I currently reading my self into Windows Azure and a question pop-upped, could I use Windows Azure to help me index a larger amount >1M files of data (docs,email,pdf) in a short period of time (<12hours)
Let me provide some more information about my needs, I want to be able to index files matter based and have the ability to divide those documents into several objects inside the matter. For example
Matter:12345, Object:A, Folder:A, <all files that belong to 12345:A:A>
Matter:12345, Object:A, Folder:B, <all files that belong to 12345:A:B>
Matter:12345, Object:B, Folder:A, <all files that belong to 12345:B:A>
What I have read so far is that I could create a storage account called Matter, create container called 12345, so far so good but how can I create "Object" and "Folders" to place my blob files in it?
Also I want save some metadata about the files, like original path, hash, data & time, type, etc but would it be better to save this information inside SQL Azure of Storage Table?
My third question regards to my users to be able to search inside the files, I read about Lucene.Net and AzureDirectory which could be of use to me, I was thinking to first upload the files to my Azure Storage, build a worker role to calculate the hash and
update my Sql Azure or Storage Table with the correct information about the file , then another worker role would extracts the text from those files and places the extracted text inside a queue for the index worker to index the text into the right index based
upon the matter, object and folder names and another including a reference to my record inside SQL Azure or Storage Table . So if a user searches for a documents based upon a keyword it search inside the lucene index which holds a reference to the record inside
either my SQL Azure table of Storage Table which holds a reference to the actual document inside the Storage blob, so when the user needs to view or download the document it can retreive it from storage.
Hopefully someone can help my with my question and hopefully point me into the right direction. I think it is possible but would like to get some confirmation before I start porting my code to be Azure ready.
It sounds like blob storage is what you need. Although containers and blobs are similar to folders and files, containers do not have hierarchy as file folders do. However, you can take advantage of the fact that blob names may contain the slash character
- this lets you simulate hierarchy with a naming convention. For example, container 12345 could contain a blob named ObjectA/FolderA/filename. The Windows Azure Storage Client library / API has functions that understand this convention
and allow you to enumerate through your blobs collection intelligently. See the CloudBlobDirectory class for more info.
For storing blob metadata, you can add your own metadata properties to blobs.
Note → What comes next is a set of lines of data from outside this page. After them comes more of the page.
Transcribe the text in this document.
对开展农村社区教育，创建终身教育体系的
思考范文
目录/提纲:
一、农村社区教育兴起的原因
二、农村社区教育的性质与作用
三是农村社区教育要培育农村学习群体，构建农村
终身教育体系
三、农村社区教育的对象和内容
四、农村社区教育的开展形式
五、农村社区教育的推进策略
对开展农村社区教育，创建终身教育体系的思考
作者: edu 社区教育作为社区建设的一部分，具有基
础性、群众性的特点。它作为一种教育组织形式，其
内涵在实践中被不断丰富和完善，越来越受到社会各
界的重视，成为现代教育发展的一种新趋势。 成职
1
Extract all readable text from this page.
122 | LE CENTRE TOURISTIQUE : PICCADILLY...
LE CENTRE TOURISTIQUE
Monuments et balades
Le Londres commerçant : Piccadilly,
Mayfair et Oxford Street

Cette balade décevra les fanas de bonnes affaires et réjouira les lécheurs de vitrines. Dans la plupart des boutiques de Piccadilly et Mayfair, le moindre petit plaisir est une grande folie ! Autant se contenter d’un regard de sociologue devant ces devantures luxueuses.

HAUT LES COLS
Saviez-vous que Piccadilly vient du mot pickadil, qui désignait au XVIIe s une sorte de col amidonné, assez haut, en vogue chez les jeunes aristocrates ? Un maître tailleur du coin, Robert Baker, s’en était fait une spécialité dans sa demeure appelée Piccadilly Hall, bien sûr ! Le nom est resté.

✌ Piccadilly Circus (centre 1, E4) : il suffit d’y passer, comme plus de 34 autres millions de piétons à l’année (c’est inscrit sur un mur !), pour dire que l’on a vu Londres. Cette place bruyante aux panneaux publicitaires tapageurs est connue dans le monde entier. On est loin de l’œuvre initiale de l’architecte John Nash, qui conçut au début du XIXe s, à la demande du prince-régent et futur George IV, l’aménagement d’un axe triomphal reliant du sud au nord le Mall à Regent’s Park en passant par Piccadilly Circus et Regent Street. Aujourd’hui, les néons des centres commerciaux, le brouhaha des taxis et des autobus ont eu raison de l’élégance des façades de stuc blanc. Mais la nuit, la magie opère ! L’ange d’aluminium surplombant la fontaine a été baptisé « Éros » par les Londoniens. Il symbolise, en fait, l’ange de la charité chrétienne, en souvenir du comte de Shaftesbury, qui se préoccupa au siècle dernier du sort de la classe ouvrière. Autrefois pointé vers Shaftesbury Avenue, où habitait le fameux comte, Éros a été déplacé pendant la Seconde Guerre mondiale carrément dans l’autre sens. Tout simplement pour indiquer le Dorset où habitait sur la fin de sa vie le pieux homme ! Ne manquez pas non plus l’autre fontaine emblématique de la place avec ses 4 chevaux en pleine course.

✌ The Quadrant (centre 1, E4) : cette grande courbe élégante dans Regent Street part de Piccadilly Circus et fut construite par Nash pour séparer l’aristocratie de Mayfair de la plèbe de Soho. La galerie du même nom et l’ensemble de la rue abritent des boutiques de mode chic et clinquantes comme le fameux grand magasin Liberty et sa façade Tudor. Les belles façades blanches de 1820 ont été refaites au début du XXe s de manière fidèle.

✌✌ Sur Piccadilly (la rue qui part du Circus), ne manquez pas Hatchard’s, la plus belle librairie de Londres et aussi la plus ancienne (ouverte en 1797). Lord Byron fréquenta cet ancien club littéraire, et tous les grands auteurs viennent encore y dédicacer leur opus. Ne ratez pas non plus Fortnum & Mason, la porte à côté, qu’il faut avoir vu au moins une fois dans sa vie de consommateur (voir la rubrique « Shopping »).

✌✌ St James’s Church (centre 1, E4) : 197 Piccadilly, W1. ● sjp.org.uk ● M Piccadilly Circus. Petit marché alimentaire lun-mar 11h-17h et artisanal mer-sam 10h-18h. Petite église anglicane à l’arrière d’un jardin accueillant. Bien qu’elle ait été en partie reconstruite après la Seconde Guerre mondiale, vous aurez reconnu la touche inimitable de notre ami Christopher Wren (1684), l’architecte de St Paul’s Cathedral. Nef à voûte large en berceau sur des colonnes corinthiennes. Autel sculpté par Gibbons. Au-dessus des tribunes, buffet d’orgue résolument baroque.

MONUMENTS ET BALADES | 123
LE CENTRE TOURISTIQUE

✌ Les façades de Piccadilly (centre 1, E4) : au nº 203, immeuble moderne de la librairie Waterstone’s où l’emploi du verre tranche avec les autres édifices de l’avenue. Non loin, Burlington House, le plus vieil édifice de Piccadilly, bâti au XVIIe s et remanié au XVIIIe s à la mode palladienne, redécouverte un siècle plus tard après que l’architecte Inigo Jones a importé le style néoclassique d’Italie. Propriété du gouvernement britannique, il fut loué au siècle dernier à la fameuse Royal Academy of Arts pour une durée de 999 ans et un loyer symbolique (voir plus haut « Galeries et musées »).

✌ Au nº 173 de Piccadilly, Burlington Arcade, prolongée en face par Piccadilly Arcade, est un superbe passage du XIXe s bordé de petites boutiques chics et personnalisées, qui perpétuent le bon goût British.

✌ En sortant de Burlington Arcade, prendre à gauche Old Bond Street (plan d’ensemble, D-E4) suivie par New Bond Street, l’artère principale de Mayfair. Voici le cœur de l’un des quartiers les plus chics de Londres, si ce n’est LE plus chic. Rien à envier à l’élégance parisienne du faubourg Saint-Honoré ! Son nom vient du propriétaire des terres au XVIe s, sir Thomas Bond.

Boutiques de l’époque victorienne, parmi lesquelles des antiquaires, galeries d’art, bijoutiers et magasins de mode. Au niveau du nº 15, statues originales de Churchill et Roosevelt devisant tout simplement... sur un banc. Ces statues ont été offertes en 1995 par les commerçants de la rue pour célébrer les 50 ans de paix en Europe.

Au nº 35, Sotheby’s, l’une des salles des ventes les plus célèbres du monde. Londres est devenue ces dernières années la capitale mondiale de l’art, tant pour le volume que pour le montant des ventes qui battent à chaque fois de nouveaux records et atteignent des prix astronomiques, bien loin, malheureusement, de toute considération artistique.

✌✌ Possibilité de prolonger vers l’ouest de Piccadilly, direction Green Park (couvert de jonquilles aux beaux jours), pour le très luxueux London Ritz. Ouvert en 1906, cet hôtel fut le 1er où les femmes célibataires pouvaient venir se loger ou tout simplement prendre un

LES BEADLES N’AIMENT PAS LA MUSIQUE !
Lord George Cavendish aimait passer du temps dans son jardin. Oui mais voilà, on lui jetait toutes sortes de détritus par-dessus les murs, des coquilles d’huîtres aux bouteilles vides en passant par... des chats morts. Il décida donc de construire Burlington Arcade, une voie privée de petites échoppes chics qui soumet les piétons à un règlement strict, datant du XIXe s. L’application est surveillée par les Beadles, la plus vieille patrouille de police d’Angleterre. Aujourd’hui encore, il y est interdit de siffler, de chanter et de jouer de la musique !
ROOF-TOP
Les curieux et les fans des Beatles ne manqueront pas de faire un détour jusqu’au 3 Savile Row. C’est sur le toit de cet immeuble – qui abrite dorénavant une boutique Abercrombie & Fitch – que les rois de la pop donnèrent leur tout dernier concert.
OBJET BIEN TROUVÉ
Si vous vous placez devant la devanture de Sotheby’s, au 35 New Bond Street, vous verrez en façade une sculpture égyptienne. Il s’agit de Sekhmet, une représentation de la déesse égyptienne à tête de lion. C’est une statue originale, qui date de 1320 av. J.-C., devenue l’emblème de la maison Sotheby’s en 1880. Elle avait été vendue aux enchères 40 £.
You can use a tool like Cloud Storage Studio or Azure Storage Explorer to do that manually, or you can do it programmatically using the Storage Client library or Storage
REST API. Alternatively you could store this metadata in table storage, a reason to consider that would be if you need to quickly look up values from an index rather than enumerating through blob containers.
I would suggest using Lucene.net for text indexing on a large-scale.
David Pallmann GM Application Development, Neudesic Windows Azure MVP
Didn't know that blob names could maintain slash characters, this sounds like a good solution to simulate the hierarchy. Regarding you seconds answer, so I could add hash etc as metadata to the blob storage but would it be wisher to separate the user comments/notes
about a file? You see my users may add notes or tags to the documents. This information could change over time so I think its is better to store this type of information inside a SQL Azure table wouldn't you agree? Do you know any sample projects that covers
this type of uses?